As befits a dinosaur like me, I've had to be dragged into all this social networking stuff. Basically, the fact that I'm in Facebook, LinkedIn and Twitter should tell you that these are dying brands and the future lies in Tumblr or one of these other misspelled gimcracks that I haven't yet contaminated.
Long Suffering Spouse is not on Facebook. The Chicago Archdiocese warned its teachers to avoid Facebook -- and thereby avoid all the problems that can come with "friending" students' parents (to say nothing of "friending" the kids themselves).

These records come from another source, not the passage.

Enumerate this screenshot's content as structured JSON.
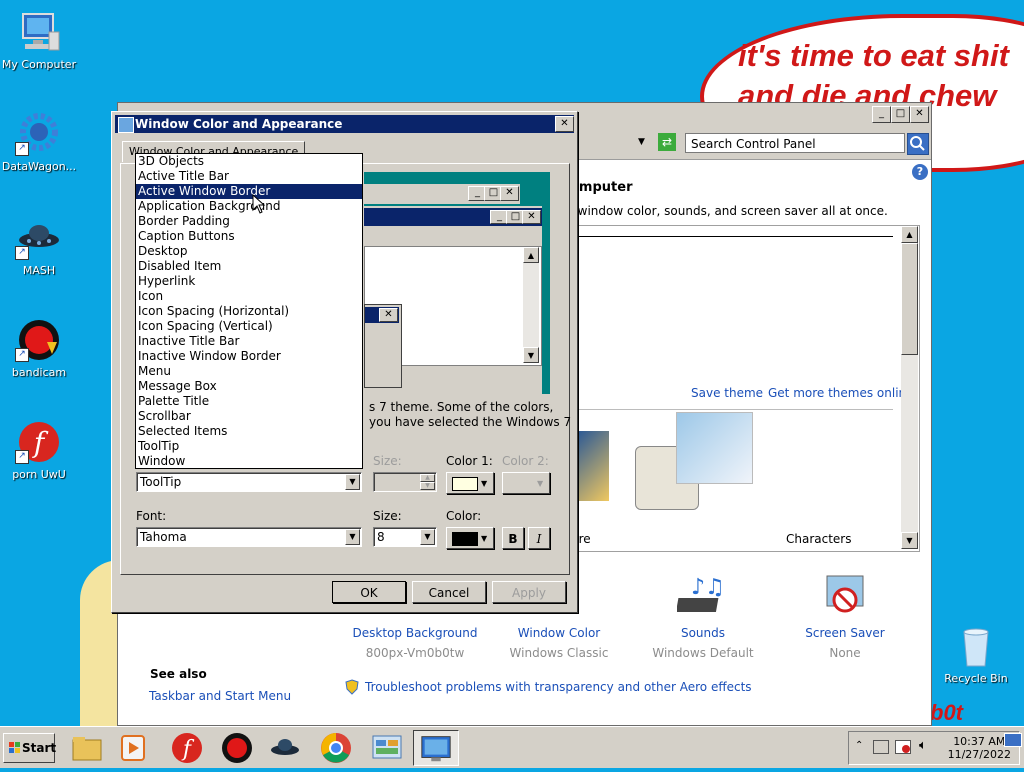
{
  "desktop": {
    "icons": [
      {
        "label": "My Computer"
      },
      {
        "label": "DataWagon..."
      },
      {
        "label": "MASH"
      },
      {
        "label": "bandicam"
      },
      {
        "label": "porn UwU"
      }
    ],
    "recycle_bin": "Recycle Bin",
    "bubble_line1": "it's time to eat shit",
    "bubble_line2": "and die and chew"
  },
  "control_panel": {
    "search_placeholder": "Search Control Panel",
    "heading_fragment": "omputer",
    "description_fragment": ", window color, sounds, and screen saver all at once.",
    "save_theme": "Save theme",
    "get_more_themes": "Get more themes online",
    "theme_note_line1": "s 7 theme.  Some of the colors,",
    "theme_note_line2": "you have selected the Windows 7",
    "theme_label_fragment": "ure",
    "theme_characters": "Characters",
    "bottom_items": [
      {
        "name": "Desktop Background",
        "sub": "800px-Vm0b0tw"
      },
      {
        "name": "Window Color",
        "sub": "Windows Classic"
      },
      {
        "name": "Sounds",
        "sub": "Windows Default"
      },
      {
        "name": "Screen Saver",
        "sub": "None"
      }
    ],
    "see_also": "See also",
    "taskbar_link": "Taskbar and Start Menu",
    "troubleshoot": "Troubleshoot problems with transparency and other Aero effects"
  },
  "dialog": {
    "title": "Window Color and Appearance",
    "tab": "Window Color and Appearance",
    "item_value": "ToolTip",
    "size_label": "Size:",
    "color1_label": "Color 1:",
    "color2_label": "Color 2:",
    "font_label": "Font:",
    "font_value": "Tahoma",
    "font_size_label": "Size:",
    "font_size_value": "8",
    "font_color_label": "Color:",
    "bold": "B",
    "italic": "I",
    "ok": "OK",
    "cancel": "Cancel",
    "apply": "Apply",
    "color1_swatch": "#ffffe1",
    "font_color_swatch": "#000000",
    "item_options": [
      "3D Objects",
      "Active Title Bar",
      "Active Window Border",
      "Application Background",
      "Border Padding",
      "Caption Buttons",
      "Desktop",
      "Disabled Item",
      "Hyperlink",
      "Icon",
      "Icon Spacing (Horizontal)",
      "Icon Spacing (Vertical)",
      "Inactive Title Bar",
      "Inactive Window Border",
      "Menu",
      "Message Box",
      "Palette Title",
      "Scrollbar",
      "Selected Items",
      "ToolTip",
      "Window"
    ],
    "highlighted_option": "Active Window Border"
  },
  "taskbar": {
    "start": "Start",
    "time": "10:37 AM",
    "date": "11/27/2022"
  }
}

About half the teachers in my wife's school heeded this suggestion; I'm "friends" with a number of those who didn't. One or more of my kids are "friends" with several others (but -- remember -- some of my kids are as old, or older, than some of these teachers. One of the kindergarten teachers was a classmate of Oldest Son's.)
But, anyway, because Long Suffering Spouse is not on Facebook, I have no Facebook "relationship status."
When I first signed up, therefore, I looked like any other middle-aged male anxious to "meet people." Well, you know what that means.
Or might mean, anyway.
And, sure enough, I received all sorts of "friend" requests in the early days from, um, persons in the hospitality industry. (If you know what I mean -- and I think you do.)
No, I didn't accept any of them. I've built my Facebook collection on people I actually know -- all five of my children have "friended" me, for example, and four have actually acknowledged me as their father on Facebook. (Oldest Son is still "pending." For a couple years now. I prefer to think that this is because he doesn't bother much with Facebook anymore. I don't think he's waiting for blood test results or anything.) I expanded my base with persons who came to me through my public blogs -- the ones that aren't anonymous. So, like most Facebook users, I don't really "know" all my "friends" (even where "know" is so loosely defined as to be able to pick someone as vaguely familiar out of a lineup, much less match a face to a name).
But I don't get the "lonely hearts" friend requests anymore; they've moved on to more receptive new users... or perhaps to Tumblr or Google+ or FourSquare or something.
They were certainly waiting for me when I signed up for Twitter. What I found most amusing was that the porn "actresses" who wanted me to "follow" them on Twitter had mostly PG or (at most) PG-13 jokes for tweets, most apparently culled from dog-eared jokebooks. I didn't click on any of the actual links you understand. Many of these mostly horizontal celebrities seemed eastern European, although maybe my impression is clouded by the spam storm I've received on my non-anonymous blogs of late (and which I endured here a couple of months ago).
But, as befitting its more staid, professional image, there were no soiled doves looking for roosts when I signed up for LinkedIn. On the other hand, I did recently receive a "connection" request from a Chicago lawyer with an unusually generic name. It wasn't "John Smith," but it was close enough (it was actually a generic female name) that I thought I'd run the name through the ARDC website and see if there really was such a person.
There wasn't.
And yet, as of Sunday, we had 10 mutual "connections." (I think we may have even more now.)
I decided to "ignore" this request.
Why would someone create a fictitious person to lurk on LinkedIn? Just for grins? To see if any associates are looking to leave?
High school and college coaches create fictitious persons on Facebook to keep track of their students. Boys' coaches, for example, will take a picture of a pretty girl and open up a Facebook page for her and try and friend all the kids on their team. That way, when the kids break training -- and post pictures, because kids are all idiots -- the coaches can take action. (I've warned Youngest Son of this widespread practice.)
Employers do something like this, too.
That's why the recent brouhaha about prospective employers demanding applicants' Facebook passwords is so stupid. They can "friend" the applicant just as easily -- up-front and above-board and/or surreptitiously as well -- and find out anything they really need to know.
Of course, this practice of pretending to be someone you're not can be taken to an extreme. You've heard about tragic cases where kids have literally been cyberbullied to death -- but that's not the only danger. Take a look at Bonhomme v. St. James, 407 Ill. App. 3d 1080, 945 N.E.2d 1181 (2nd Dist. 2011), for another chilling example. Bonhomme has been accepted for review by the Illinois Supreme Court.